I'm not saying it. I've been introduced to Marcel close to a dozen times, at least three of which he's been relatively sober for. But today, Lucien doesn't even say my name. No—what he thinks is my name. Either I'm not alive, or not to be shared this afternoon.

“. . . with arts and crafts hour,” Marcel finally says.

“I'm finished for today.” He puts his brush down a little more decisively than usual. “Jane, go put your clothes on.”

Put your clothes on.
As if I'm perched on the piano naked. I'd allow myself a glare in his direction, but he's reaching for his wallet, coaxing green bills from a stack—no, a pillow—of fifties with his thumb, one at a time . . .
three, four, five, six
.
Of course. The power. This is why I check mine at the door.
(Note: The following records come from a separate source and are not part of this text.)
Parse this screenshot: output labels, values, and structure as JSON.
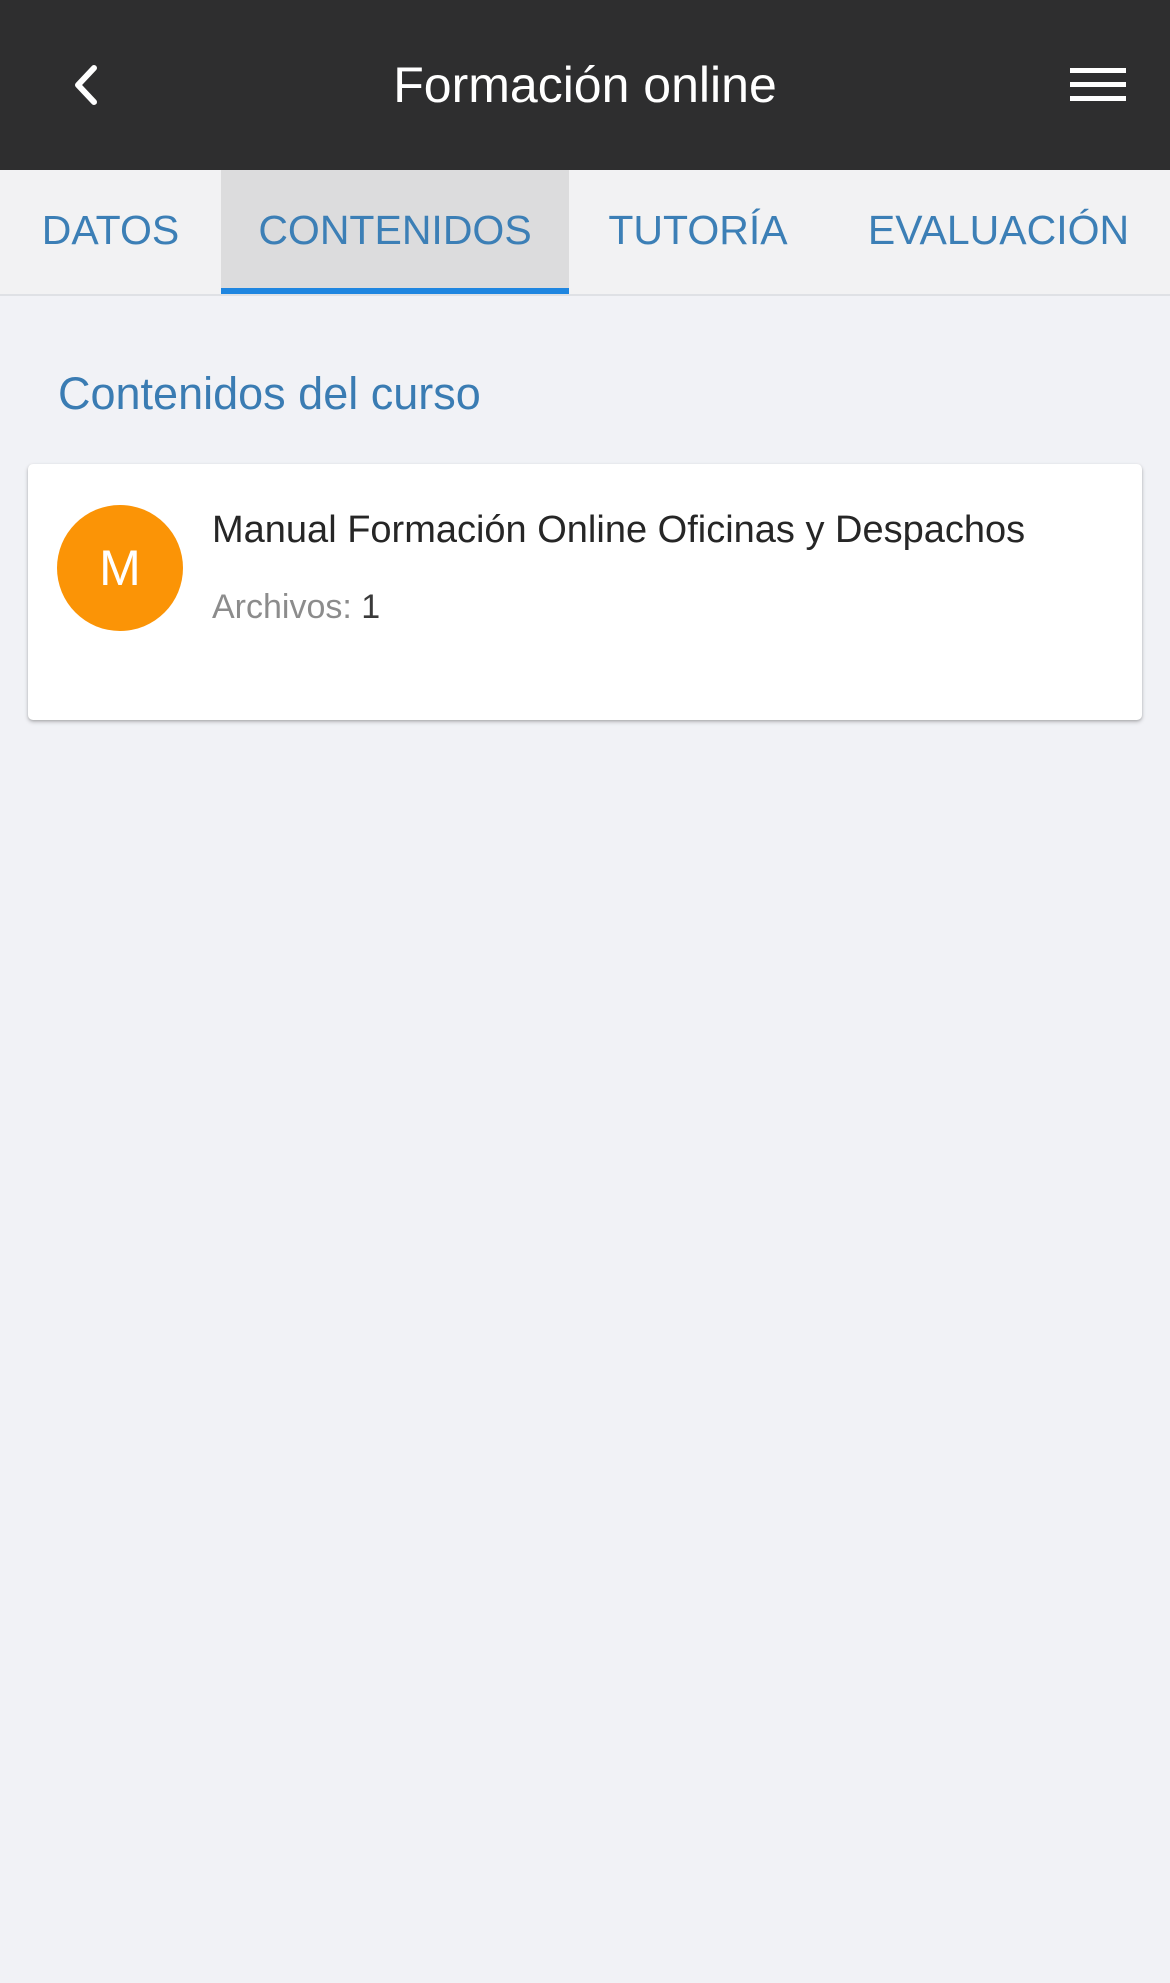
{
  "header": {
    "title": "Formación online",
    "back_icon": "chevron-left-icon",
    "menu_icon": "hamburger-menu-icon"
  },
  "tabs": [
    {
      "label": "DATOS",
      "active": false
    },
    {
      "label": "CONTENIDOS",
      "active": true
    },
    {
      "label": "TUTORÍA",
      "active": false
    },
    {
      "label": "EVALUACIÓN",
      "active": false
    }
  ],
  "main": {
    "section_title": "Contenidos del curso",
    "items": [
      {
        "avatar_letter": "M",
        "title": "Manual Formación Online Oficinas y Despachos",
        "files_label": "Archivos:",
        "files_count": "1"
      }
    ]
  },
  "colors": {
    "appbar": "#2e2e2f",
    "accent": "#1f86e0",
    "tab_text": "#3c7fb6",
    "avatar": "#fb9406",
    "background": "#f1f2f6"
  }
}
He holds out the cash, and I slide my hips off the piano, taking the wad from his hand without touching his skin. The slips of paper are soft as clouds between my fingers. Three hundred dollars. My impulse is to kiss them. I don't, and I don't ask to look at the painting either, since I know what the answer will be. This is only the second sitting for this portrait. It'll be another five or six before we move on, and I'm not sure I care what any of them look like anymore either. Money in hand, I make my way to the guest room.

When I emerge, I'm myself almost. My boots, my leggings, my sweater, my expression. The cherry lipstick refused to be rubbed off completely, so my lips are still a little stained, and the “glossy curls” Lucien annoyingly demanded have been finger-combed out, the ironed ripple effect gone.